Pottery of Ancient Greece

Lebes Gamikos | Loutrophoros | Epinetron | Alabastron | Aryballos | Lekythos | Pyxis

A small flask with a narrow neck and a broad disc-shaped mouth with a narrow aperture.
An aryballos (Greek: ἀρύβαλλος; plural aryballoi) was a small spherical or globular flask with a narrow neck used in Ancient Greece. It was used to contain perfume or oil, and is often depicted in vase paintings being used by athletes during bathing. In these depictions, the vessel is at times attached by a strap to the athlete's wrist, or hung by a strap from a peg on the wall.

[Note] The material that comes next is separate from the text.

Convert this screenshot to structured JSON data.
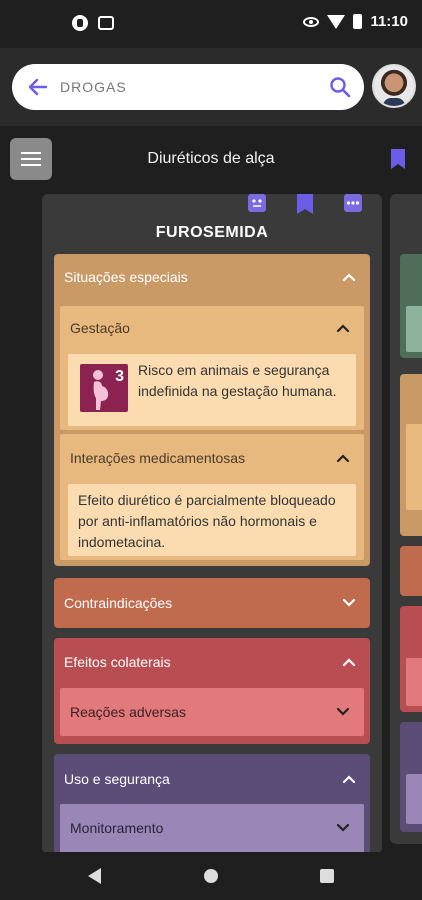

The shape of the aryballos originally came from the oinochoe of the Geometric period of the 9th century BCE, a globe-shaped wine jar. By the Proto-Corinthian period of the following century, it had attained its definitive shape, going from spherical to ovoid to conical, and finally back to spherical. This definitive form has a wide, flat mouth, and a single small handle. Some later variations have bell-shaped mouths, a second handle, and/or a flat base. Potters also created inventive shapes for aryballoi.

History: The earliest Protocorinthian round aryballos may be a descendent of the Mycenaean stirrup-vase. The Corinthian evolution of the aryballos can be followed clearly from the round through the ovoid to the pointed. By the end of the seventh century, the shape had been standardized and a new round form was the convention until the fifth century B.C.

The Corinthian version has a round body and generally one handle reaching from the shoulder to the edge of the flattened disc-shaped lip. This shape is rare in Athens, and a fine example of this spherical aryballos carries the signature of Nearchos. The Attic potters develop a different type of aryballos in the last quarter of the sixth century with a bell-shaped mouth, much like that of the later lekythos, and normally two handles reaching from the shoulder to the edge of the lip. In later examples there are no handles. Sometimes rather than having a spherical body, there is a flat bottom. This vessel is often shown in Attic vase painting as being suspended from the wrist of an athlete, or looped by a string and hung on the wall.

Aristoph. Kn. 1094: used to describe a vase from which Athena pours ambrosia on the head of Demos.
Antiphanes in Pollux 10.152: to describe a draw purse.